Nella situazione di incertezza sull’esistenza del difetto emergente dal provvedimento sospensivo è palese che il R. poteva avere conoscenza o conoscibilità solo di tale incertezza e non del difetto.

Il principio di diritto che il Collegio ritiene di dover enunciare è il seguente: In tema di responsabilità da prodotto farmaceutico, la conoscenza o conoscibilità del difetto del farmaco, idonea, ai sensi del D.P.R. n. 224 del 1988, art. 13, comma 1, a determinare il corso della prescrizione in concorso con gli altri due eventi previsti dalla norma, non può in ogni caso ravvisarsi fino al momento nel quale del farmaco, ancorchè sia stata sospesa l’autorizzazione al commercio da parte dell’autorità sanitaria, non sia stata disposta la revoca dell’autorizzazione da parte di detta autorità, sempre che il provvedimento di revoca identifichi il difetto e sempre che esso non sia impugnato in sede amministrativa o giudiziale, nel qual caso solo il definitivo esito di tali tutele è idoneo a far decorrere la prescrizione.

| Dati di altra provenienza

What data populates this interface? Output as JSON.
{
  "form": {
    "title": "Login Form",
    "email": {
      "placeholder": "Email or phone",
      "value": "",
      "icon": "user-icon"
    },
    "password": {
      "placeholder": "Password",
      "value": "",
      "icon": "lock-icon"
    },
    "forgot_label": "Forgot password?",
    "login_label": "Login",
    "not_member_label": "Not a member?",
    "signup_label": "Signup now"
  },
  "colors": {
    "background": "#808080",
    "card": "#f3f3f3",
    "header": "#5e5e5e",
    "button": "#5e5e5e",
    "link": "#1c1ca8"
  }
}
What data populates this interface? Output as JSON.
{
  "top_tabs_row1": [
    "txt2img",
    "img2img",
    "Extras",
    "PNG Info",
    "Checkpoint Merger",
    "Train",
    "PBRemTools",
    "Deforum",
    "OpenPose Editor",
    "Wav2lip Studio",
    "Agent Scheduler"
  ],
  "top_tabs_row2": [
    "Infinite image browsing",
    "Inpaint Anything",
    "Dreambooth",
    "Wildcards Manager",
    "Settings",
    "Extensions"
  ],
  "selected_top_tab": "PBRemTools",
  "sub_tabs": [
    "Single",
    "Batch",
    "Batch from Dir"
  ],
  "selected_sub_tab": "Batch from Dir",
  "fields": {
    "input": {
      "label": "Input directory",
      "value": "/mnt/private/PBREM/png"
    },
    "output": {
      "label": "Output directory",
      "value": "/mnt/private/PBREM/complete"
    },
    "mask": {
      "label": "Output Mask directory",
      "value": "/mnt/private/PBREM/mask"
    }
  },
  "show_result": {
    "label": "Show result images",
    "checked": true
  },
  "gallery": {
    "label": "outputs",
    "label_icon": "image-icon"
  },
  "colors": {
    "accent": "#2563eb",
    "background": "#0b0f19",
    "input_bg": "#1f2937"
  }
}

9. L’applicazione di questo principio di diritto alla vicenda giudicata, possibile senza necessità di accertamenti di fatto, evidenzia che nel maggio del 2000 l’azione non si era prescritta. A tutto voler concedere il termine prescrizionale non poteva maturare prima del 17 dicembre 2000.

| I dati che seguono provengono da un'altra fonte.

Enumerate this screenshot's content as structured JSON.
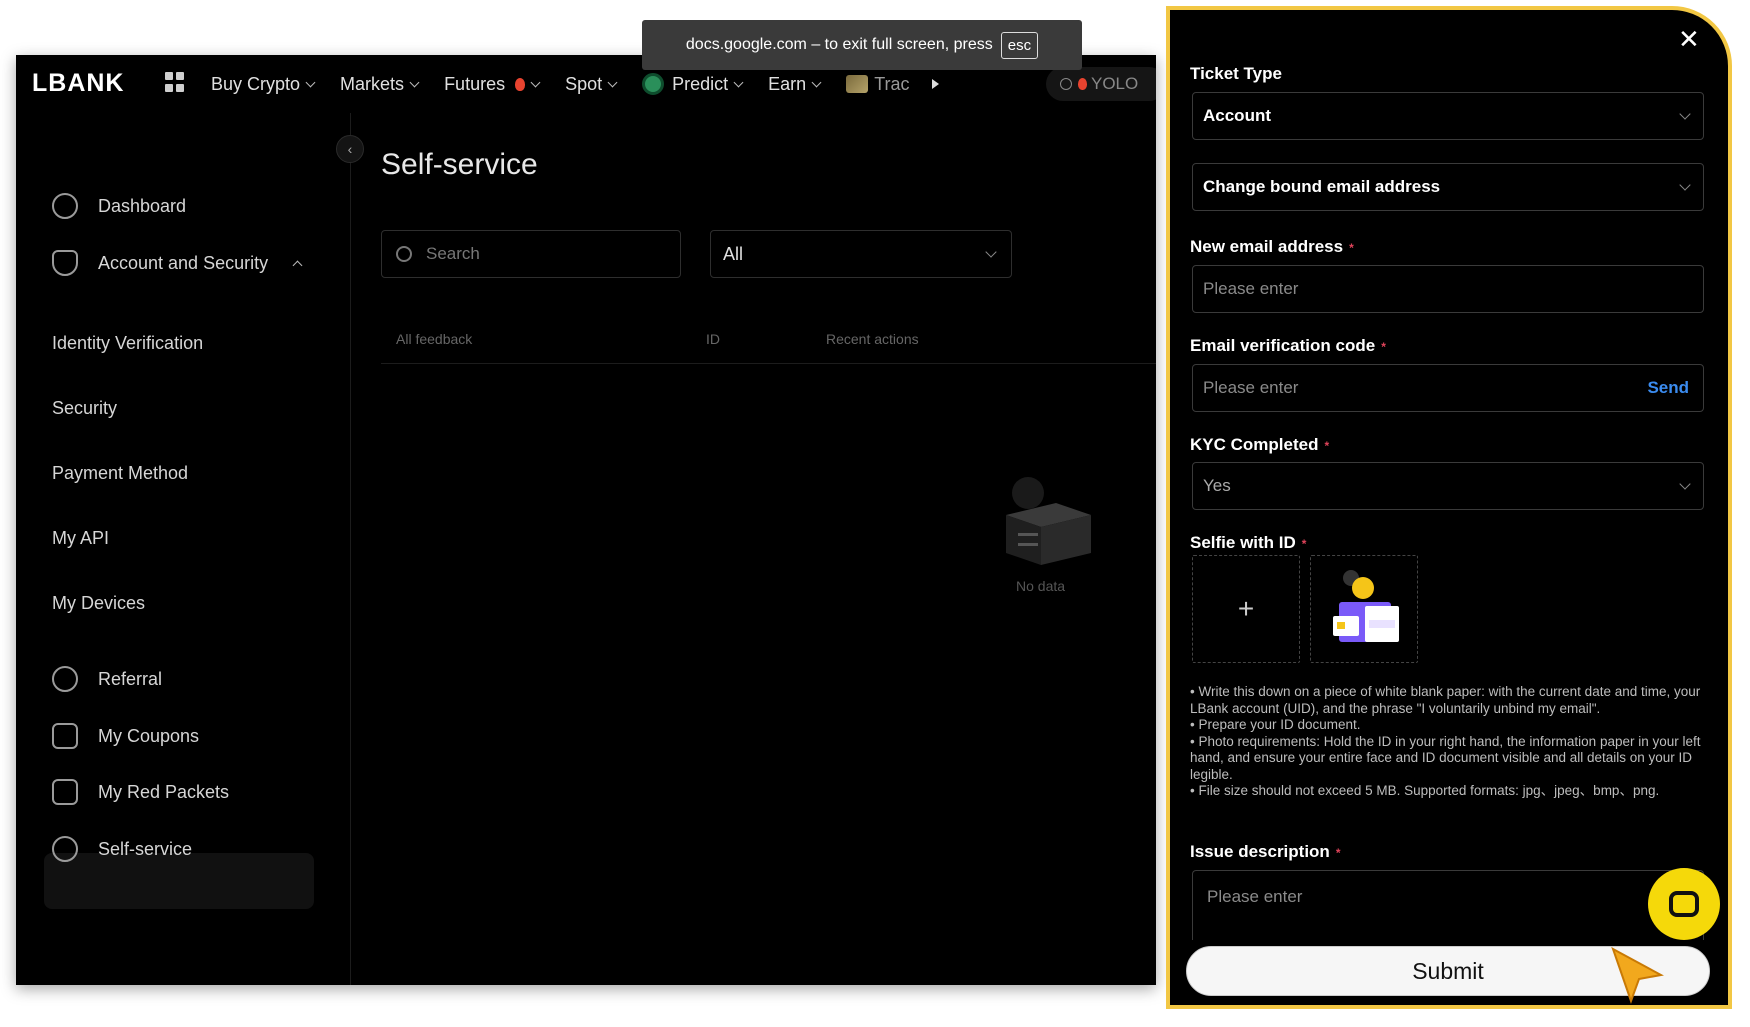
{
  "toast": {
    "text": "docs.google.com – to exit full screen, press",
    "key": "esc"
  },
  "topbar": {
    "logo": "LBANK",
    "nav": [
      {
        "label": "Buy Crypto"
      },
      {
        "label": "Markets"
      },
      {
        "label": "Futures"
      },
      {
        "label": "Spot"
      },
      {
        "label": "Predict"
      },
      {
        "label": "Earn"
      },
      {
        "label": "Trac"
      }
    ],
    "yolo": "YOLO"
  },
  "sidebar": {
    "items": [
      {
        "label": "Dashboard",
        "icon": "dashboard-icon"
      },
      {
        "label": "Account and Security",
        "icon": "shield-icon"
      },
      {
        "label": "Identity Verification"
      },
      {
        "label": "Security"
      },
      {
        "label": "Payment Method"
      },
      {
        "label": "My API"
      },
      {
        "label": "My Devices"
      },
      {
        "label": "Referral",
        "icon": "users-icon"
      },
      {
        "label": "My Coupons",
        "icon": "coupon-icon"
      },
      {
        "label": "My Red Packets",
        "icon": "red-packet-icon"
      },
      {
        "label": "Self-service",
        "icon": "headset-icon"
      }
    ]
  },
  "main": {
    "title": "Self-service",
    "search_placeholder": "Search",
    "filter_value": "All",
    "columns": [
      "All feedback",
      "ID",
      "Recent actions"
    ],
    "empty_text": "No data"
  },
  "panel": {
    "ticket_type_label": "Ticket Type",
    "ticket_type_value": "Account",
    "sub_type_value": "Change bound email address",
    "new_email_label": "New email address",
    "new_email_placeholder": "Please enter",
    "code_label": "Email verification code",
    "code_placeholder": "Please enter",
    "send_label": "Send",
    "kyc_label": "KYC Completed",
    "kyc_value": "Yes",
    "selfie_label": "Selfie with ID",
    "upload_plus": "+",
    "notes": [
      "• Write this down on a piece of white blank paper: with the current date and time, your LBank account (UID), and the phrase \"I voluntarily unbind my email\".",
      "• Prepare your ID document.",
      "• Photo requirements: Hold the ID in your right hand, the information paper in your left hand, and ensure your entire face and ID document visible and all details on your ID legible.",
      "• File size should not exceed 5 MB. Supported formats: jpg、jpeg、bmp、png."
    ],
    "issue_label": "Issue description",
    "issue_placeholder": "Please enter",
    "submit_label": "Submit"
  },
  "colors": {
    "accent_border": "#f2c744",
    "send": "#3b8cf0",
    "required": "#e0435a",
    "chat": "#f5d90a"
  }
}
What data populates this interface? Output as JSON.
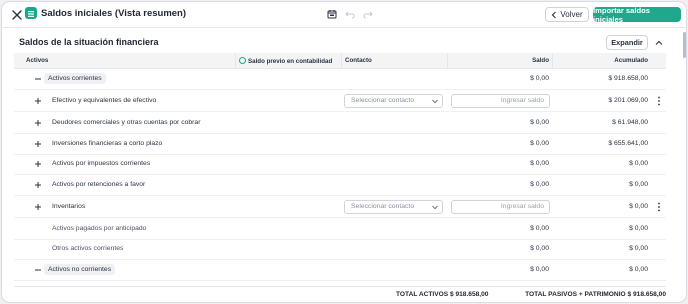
{
  "header": {
    "title": "Saldos iniciales (Vista resumen)",
    "back_label": "Volver",
    "import_label": "Importar saldos iniciales"
  },
  "section": {
    "title": "Saldos de la situación financiera",
    "expand_label": "Expandir"
  },
  "table": {
    "columns": {
      "activos": "Activos",
      "saldo_previo": "Saldo previo en contabilidad",
      "contacto": "Contacto",
      "saldo": "Saldo",
      "acumulado": "Acumulado"
    },
    "contact_placeholder": "Seleccionar contacto",
    "saldo_placeholder": "Ingresar saldo",
    "rows": [
      {
        "label": "Activos corrientes",
        "type": "group",
        "saldo": "$ 0,00",
        "acumulado": "$ 918.658,00"
      },
      {
        "label": "Efectivo y equivalentes de efectivo",
        "type": "expandable-edit",
        "saldo": "",
        "acumulado": "$ 201.069,00"
      },
      {
        "label": "Deudores comerciales y otras cuentas por cobrar",
        "type": "expandable",
        "saldo": "$ 0,00",
        "acumulado": "$ 61.948,00"
      },
      {
        "label": "Inversiones financieras a corto plazo",
        "type": "expandable",
        "saldo": "$ 0,00",
        "acumulado": "$ 655.641,00"
      },
      {
        "label": "Activos por impuestos corrientes",
        "type": "expandable",
        "saldo": "$ 0,00",
        "acumulado": "$ 0,00"
      },
      {
        "label": "Activos por retenciones a favor",
        "type": "expandable",
        "saldo": "$ 0,00",
        "acumulado": "$ 0,00"
      },
      {
        "label": "Inventarios",
        "type": "expandable-edit",
        "saldo": "",
        "acumulado": "$ 0,00"
      },
      {
        "label": "Activos pagados por anticipado",
        "type": "leaf",
        "saldo": "$ 0,00",
        "acumulado": "$ 0,00"
      },
      {
        "label": "Otros activos corrientes",
        "type": "leaf",
        "saldo": "$ 0,00",
        "acumulado": "$ 0,00"
      },
      {
        "label": "Activos no corrientes",
        "type": "group",
        "saldo": "$ 0,00",
        "acumulado": "$ 0,00"
      }
    ]
  },
  "footer": {
    "total_activos": "TOTAL ACTIVOS $ 918.658,00",
    "total_pasivos": "TOTAL PASIVOS + PATRIMONIO $ 918.658,00"
  },
  "colors": {
    "accent": "#1fa88c",
    "text": "#2a3140"
  }
}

Ne discende che v’è una situazione che rende inutile cassare con rinvio la sentenza, potendo l’esclusione della prescrizione essere dichiarata da questa Corte con una decisione di merito di rigetto del primo motivo di appello della Bioprogress, con cui si era fatta valere la prescrizione.

10. Conclusivamente la Corte accoglie il primo motivo di ricorso.

Cassa la sentenza impugnata in relazione. Dichiara assorbito il secondo. Dichiara inammissibile il terzo. Rigetta gli alti motivi.

Pronunciando nel merito a seguito dell’accoglimento del primo motivo e della disposta cassazione in relazione ad esso della sentenza impugnata, rigetta il motivo di appello della Bioprogress sulla prescrizione D.P.R. n. 224 del 1988, ex art. 13.

Dovendosi provvedere sulle spese del giudizio di appello, il Collegio, dato l’esito di tale giudizio, reputa che le statuizioni sulle spese della sentenza impugnata possano essere confermate.

Le spese del giudizio di cassazione vanno poste a carico della ricorrente nei confronti di ognuna delle parti resistenti e si liquidano in dispositivo.

P.Q.M.

LA CORTE accoglie il primo motivo di ricorso. Cassa la sentenza impugnata in relazione. Dichiara assorbito il secondo. Dichiara inammissibile il terzo. Rigetta gli alti motivi. Pronunciando nel merito a seguito dell’accoglimento del primo motivo e della disposta cassazione in relazione ad esso della sentenza impugnata, rigetta il motivo di appello della Bioprogress sulla prescrizione del D.P.R. n. 224 del 1988, ex art. 13. Conferma le statuizioni sulle spese della sentenza d’appello. Condanna la ricorrente alla rifusione a ciascuna delle due parti resistenti delle spese del giudizio di cassazione, liquidate a favore di ognuna delle due in Euro ottomiladuecento/00, di cui duecento/00 per esborsi, oltre spese generali ed accessori come per legge.

Cosi deciso in Roma, nella Camera di consiglio della Sezione Terza Civile, il 16 febbraio 2011.